The fourth defect is that expanded access does not assure access to quality care. Increasingly, private patients are being seen by nurse practitioners rather than by physicians, thereby reducing the cost of seeing that patient because nurse practitioners are not as well paid as physicians. The compromise to care derives from the fact that nurse practitioners do not have the specialized training that physicians are required to have in order to become board certified. Would you rather have the airliner you’re flying on cleared by a master mechanic or an apprentice?  

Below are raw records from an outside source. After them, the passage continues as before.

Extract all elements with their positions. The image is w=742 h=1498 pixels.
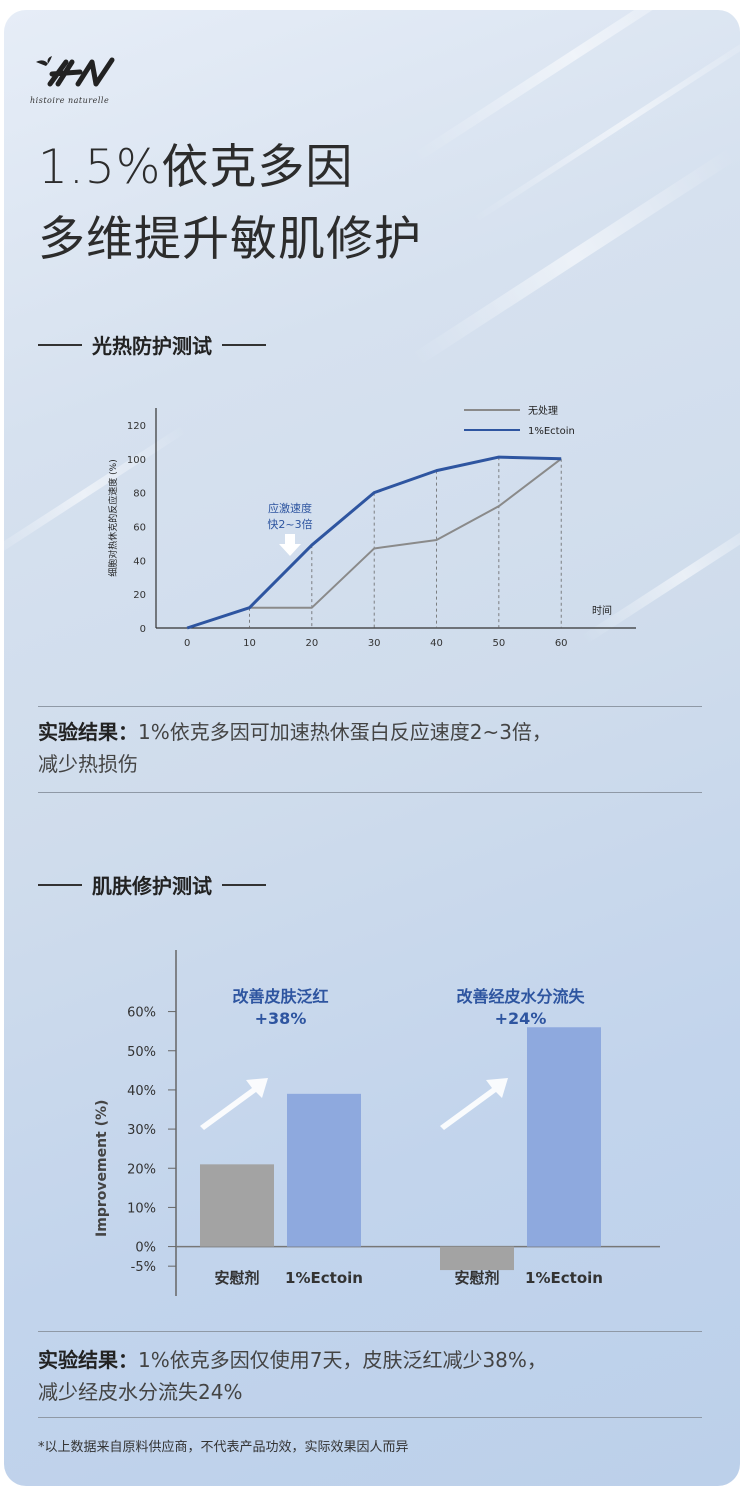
down-arrow-icon	[279, 534, 301, 556]
x-tick-label: 10	[243, 638, 256, 649]
x-tick-label: 0	[184, 638, 190, 649]
y-tick-label: 80	[133, 489, 146, 500]
bar-label: 1%Ectoin	[525, 1269, 603, 1287]
section1-title-text: 光热防护测试	[92, 334, 212, 358]
y-tick-label: 60%	[127, 1006, 156, 1021]
bar-label: 安慰剂	[214, 1269, 259, 1287]
y-tick-label: 50%	[127, 1045, 156, 1060]
footnote: *以上数据来自原料供应商，不代表产品功效，实际效果因人而异	[38, 1440, 409, 1455]
annotation-text: 快2~3倍	[267, 517, 312, 531]
section1-result-text: 1%依克多因可加速热休蛋白反应速度2~3倍，	[138, 720, 552, 744]
divider	[38, 706, 702, 707]
y-axis-label: Improvement (%)	[94, 1100, 110, 1237]
title-rule	[38, 883, 82, 886]
title-rule	[38, 343, 82, 346]
y-tick-label: 40%	[127, 1084, 156, 1099]
y-tick-label: 40	[133, 556, 146, 567]
x-tick-label: 40	[430, 638, 443, 649]
y-tick-label: 20	[133, 590, 146, 601]
y-tick-label: 0	[140, 624, 146, 635]
section1-result-text2: 减少热损伤	[38, 752, 138, 776]
x-tick-label: 30	[368, 638, 381, 649]
section2-result-text2: 减少经皮水分流失24%	[38, 1380, 243, 1404]
y-axis-label: 细胞对热休克的反应速度 (%)	[107, 459, 119, 576]
x-tick-label: 60	[555, 638, 568, 649]
bar-label: 1%Ectoin	[285, 1269, 363, 1287]
divider	[38, 1331, 702, 1332]
bar-ectoin	[527, 1027, 601, 1247]
y-tick-label: 30%	[127, 1123, 156, 1138]
section2-title-text: 肌肤修护测试	[92, 874, 212, 898]
bar-placebo	[200, 1164, 274, 1247]
light-streak	[410, 147, 738, 367]
bar-label: 安慰剂	[454, 1269, 499, 1287]
group-delta: +24%	[495, 1009, 547, 1028]
x-tick-label: 50	[492, 638, 505, 649]
x-tick-label: 20	[305, 638, 318, 649]
divider	[38, 1417, 702, 1418]
group-delta: +38%	[255, 1009, 307, 1028]
y-tick-label: 100	[127, 455, 146, 466]
brand-logo-icon	[36, 56, 115, 87]
y-tick-label: 60	[133, 522, 146, 533]
title-rule	[222, 883, 266, 886]
group-title: 改善经皮水分流失	[456, 987, 585, 1006]
section1-result: 实验结果：1%依克多因可加速热休蛋白反应速度2~3倍， 减少热损伤	[38, 716, 702, 780]
group-title: 改善皮肤泛红	[232, 987, 328, 1006]
light-streak	[411, 10, 737, 163]
section1-result-label: 实验结果：	[38, 720, 138, 744]
skin-repair-bar-chart: 60% 50% 40% 30% 20% 10% 0% -5% Improvement (%) 安慰…	[94, 950, 660, 1296]
section2-result-label: 实验结果：	[38, 1348, 138, 1372]
section2-result: 实验结果：1%依克多因仅使用7天，皮肤泛红减少38%， 减少经皮水分流失24%	[38, 1344, 702, 1408]
section2-result-text: 1%依克多因仅使用7天，皮肤泛红减少38%，	[138, 1348, 547, 1372]
y-tick-label: 20%	[127, 1162, 156, 1177]
title-rule	[222, 343, 266, 346]
brand-tagline: histoire naturelle	[30, 96, 110, 105]
bar-ectoin	[287, 1093, 361, 1247]
y-tick-label: 10%	[127, 1201, 156, 1216]
bar-placebo	[440, 1246, 514, 1271]
poster-card	[4, 10, 740, 1486]
x-axis-label: 时间	[592, 604, 612, 617]
legend-label: 1%Ectoin	[528, 426, 575, 437]
up-arrow-icon	[200, 1078, 268, 1130]
heat-shock-line-chart: 0 20 40 60 80 100 120 0 10 20 30 40 50 60 时间 细胞对热休克的反应速…	[107, 405, 636, 649]
up-arrow-icon	[440, 1078, 508, 1130]
legend-label: 无处理	[528, 405, 558, 417]
divider	[38, 792, 702, 793]
light-streak	[471, 22, 740, 224]
y-tick-label: -5%	[131, 1260, 156, 1275]
series-line-ectoin	[186, 455, 562, 630]
headline-line2: 多维提升敏肌修护	[38, 212, 422, 267]
section2-title: 肌肤修护测试	[38, 870, 266, 899]
y-tick-label: 0%	[135, 1241, 156, 1256]
section1-title: 光热防护测试	[38, 330, 266, 359]
annotation-text: 应激速度	[268, 501, 312, 515]
headline-line1: 1.5%依克多因	[38, 140, 354, 195]
y-tick-label: 120	[127, 421, 146, 432]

To address the quality issue, there is a strong movement in health care toward “evidence-based medicine.” EBM has evolved from clinical epidemiology in which health care treatment is based on the current best evidence regarding the treatments that work.  It is defined as “the use of mathematical estimates of the risk of benefit and harm, derived from high-quality research on population samples, to inform clinical decision-making in the diagnosis, investigation or management of individual patients.” The effectiveness of the various treatment regimens available for any given diagnosis is expressed in strict numerical fashion. Simply put, a regimen with an assigned value of 10 is superior to one with a value of 59. Under EBM, the practitioner would be expected to use the treatment with the lower score and conceivably would not be fully reimbursed or reimbursed at all for recommending a treatment with a higher score.



“Evidence-based” is found more than 30 times in the Affordable Care Act. With that kind of emphasis from Obamacare, EBM is bound to become the community standard for care and any practitioner who does not use it or otherwise departs from its strictly internal logic could face serious consequences in a malpractice lawsuit. Or that practitioner may not be board-certified if he/she does not pass the EBM section on the certification exam. Pediatricians preparing for this fall’s board certification exam in child abuse are expected to master EBM essentials.

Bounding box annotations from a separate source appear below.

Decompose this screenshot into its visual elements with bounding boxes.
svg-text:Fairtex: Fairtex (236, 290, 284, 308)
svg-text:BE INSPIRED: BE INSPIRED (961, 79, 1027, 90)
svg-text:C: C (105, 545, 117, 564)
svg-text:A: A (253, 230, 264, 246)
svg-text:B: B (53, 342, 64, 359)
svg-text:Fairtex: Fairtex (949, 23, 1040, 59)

Since EBM identifies the treatment regimen that works best for any given diagnosis, there is no compelling need to see a physician. A nurse practitioner, perhaps even a registered nurse, will do. Thus the cost of care is reduced without compromising quality provided the patient’s condition has been correctly diagnosed, and the patient matches well to the underlying population sample from which the mathematical estimates have been derived.



Couple EBM with electronic medical records that use the scroll-down-the-page-till-you-find-the-correct-item-to-check system and the future of health care in the United States comes into focus. Welcome to the brave new world of medicine by the numbers.

Edward J. O’Boyle is Senior Research Associate with Mayo Research Institute.